IERA actually wants to promote dialogue with the wider non-Muslim community, including the Jewish and LGBT communities, Chagati says. He blames the controversy on misreported and misquoted statements from his guest speakers and the action of a small minority of “extremist” groups that refused to allow his group to respond to their concerns.
The group had originally booked the Sheraton Centre for its conference but the hotel cancelled the booking last week after The Toronto Star reported that a number of planned speakers had a history of making antigay and anti-Jewish comments. The group has since relocated the conference to the Islamic Centre of Canada in Mississauga.
Chagtai says accusations that one of the conference speakers called for homosexuals to be stoned to death are a misrepresentation of actual comments.

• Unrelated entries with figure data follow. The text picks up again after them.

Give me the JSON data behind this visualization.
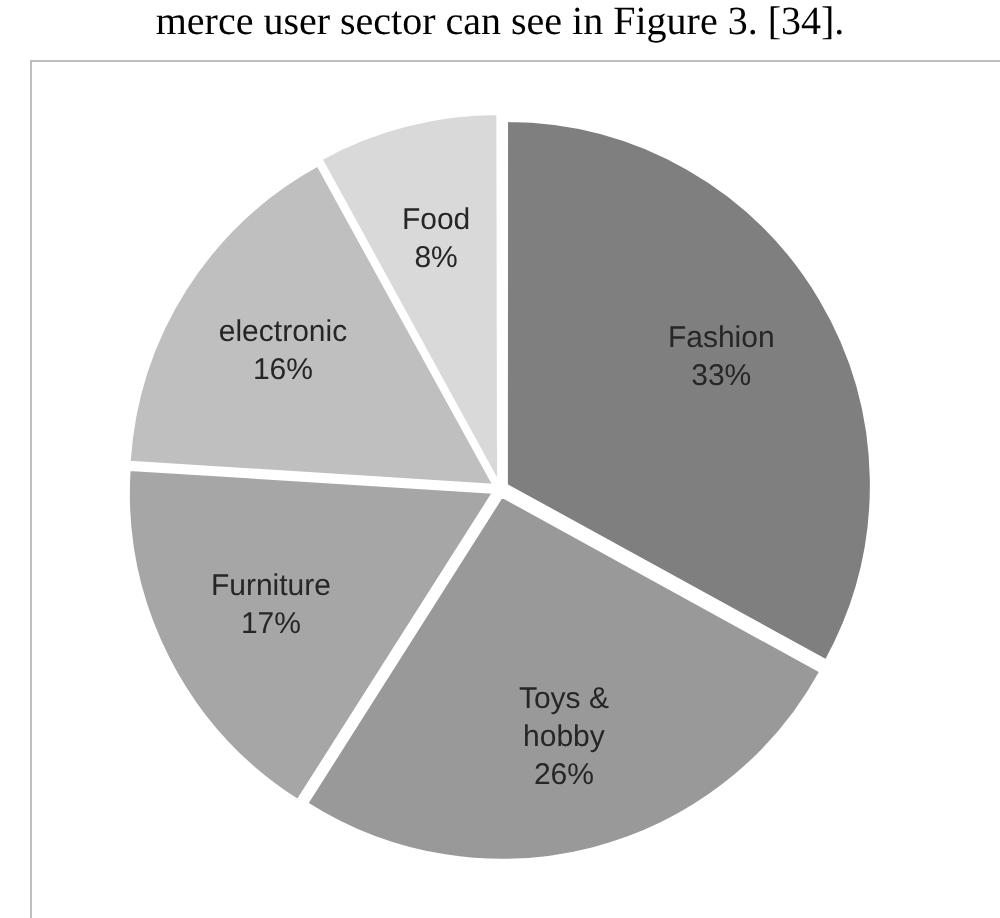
{
  "chart_data": {
    "type": "pie",
    "categories": [
      "Fashion",
      "Toys & hobby",
      "Furniture",
      "electronic",
      "Food"
    ],
    "values": [
      33,
      26,
      17,
      16,
      8
    ],
    "colors": [
      "#7f7f7f",
      "#999999",
      "#a6a6a6",
      "#bfbfbf",
      "#d9d9d9"
    ],
    "value_labels": [
      "33%",
      "26%",
      "17%",
      "16%",
      "8%"
    ],
    "legend": false,
    "annotations": [
      "merce user sector can see in Figure 3. [34]."
    ]
  }
}
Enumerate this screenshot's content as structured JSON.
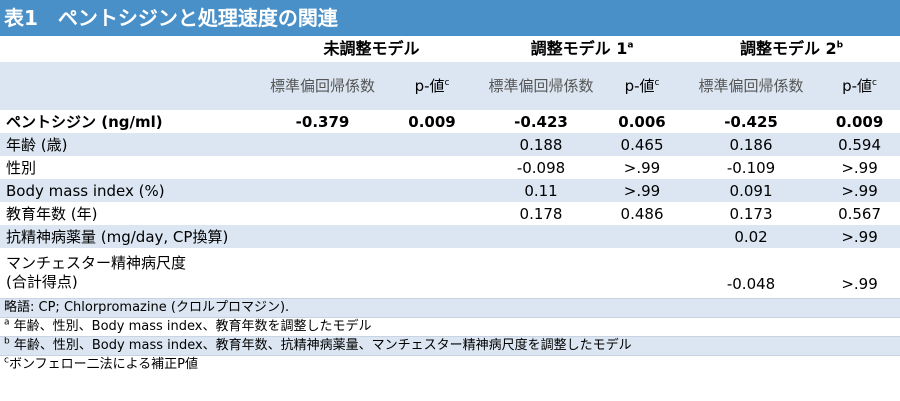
{
  "title": "表1　ペントシジンと処理速度の関連",
  "headers": {
    "groups": [
      {
        "label": "未調整モデル",
        "sup": ""
      },
      {
        "label": "調整モデル 1",
        "sup": "a"
      },
      {
        "label": "調整モデル 2",
        "sup": "b"
      }
    ],
    "coef_label": "標準偏回帰係数",
    "pval_label": "p-値",
    "pval_sup": "c"
  },
  "rows": [
    {
      "label": "ペントシジン (ng/ml)",
      "bold": true,
      "values": [
        "-0.379",
        "0.009",
        "-0.423",
        "0.006",
        "-0.425",
        "0.009"
      ]
    },
    {
      "label": "年齢 (歳)",
      "values": [
        "",
        "",
        "0.188",
        "0.465",
        "0.186",
        "0.594"
      ]
    },
    {
      "label": "性別",
      "values": [
        "",
        "",
        "-0.098",
        ">.99",
        "-0.109",
        ">.99"
      ]
    },
    {
      "label": "Body mass index (%)",
      "values": [
        "",
        "",
        "0.11",
        ">.99",
        "0.091",
        ">.99"
      ]
    },
    {
      "label": "教育年数 (年)",
      "values": [
        "",
        "",
        "0.178",
        "0.486",
        "0.173",
        "0.567"
      ]
    },
    {
      "label": "抗精神病薬量 (mg/day, CP換算)",
      "values": [
        "",
        "",
        "",
        "",
        "0.02",
        ">.99"
      ]
    },
    {
      "label_line1": "マンチェスター精神病尺度",
      "label_line2": "(合計得点)",
      "values": [
        "",
        "",
        "",
        "",
        "-0.048",
        ">.99"
      ]
    }
  ],
  "notes": {
    "abbrev": "略語: CP; Chlorpromazine (クロルプロマジン).",
    "a_sup": "a",
    "a_text": "年齢、性別、Body mass index、教育年数を調整したモデル",
    "b_sup": "b",
    "b_text": "年齢、性別、Body mass index、教育年数、抗精神病薬量、マンチェスター精神病尺度を調整したモデル",
    "c_sup": "c",
    "c_text": "ボンフェロー二法による補正P値"
  },
  "colors": {
    "title_bg": "#4a90c8",
    "band_bg": "#dbe6f2"
  }
}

“I saw the blog post, the offending article by Abdur Raheem Green. His point was very simple: in an Islamic state, a public act of—there’s no other way of saying—penetrative anal sex in public is punishable in Islam. By the way, that goes the same for heterosexual couples as well,” he says. “Now that never happens, not even in the western world, but it’s a deterrent. But it’s a discussion about the morality.
“So there was no advocation at all of any violence against any homosexuals and we would condemn that in the strongest possible terms, because it’s against the law, it’s immoral, and it goes against the Islamic teaching of dialogue and discussion,” he says.
Another speaker, Abdullah Hakim Quick, has apologized for the wording of past writings that suggested that homosexuals want to spread AIDS to the Muslim community, and for referring to the “filth” of Jews and Christians, Chagtai says.
As to evidence that another speaker, Hussain Yee, has called “the Jews” the “most extremist nation in the world” and suggested that Jewish people perpetrated the 9/11 attacks, Chagtai condemned the comments but suggested that opening up that dialogue was still important.
“The speakers here are not part of IERA. So when we invite them to conferences, we’re not fully aware of what they’ve said. As soon as we become aware of these things, we would speak with them and we’d debate with them. If we find something’s objectionable, we’ve got the relationship with these people that we can express that,” Chagtai explains.
Chagtai says he hopes to open channels of dialogue between the Muslim community and the LGBT and Jewish communities so that controversies like these can be dealt with in the open...
Yes, because as long as Jews and gays can "dialogue" with people who, based on their reading of Islamic scripture, think they're "filth" (in the former case) and acting in a manner that puts one in line for a good stoning (and I don't mean the wacky weed variety), everything will be A-OK.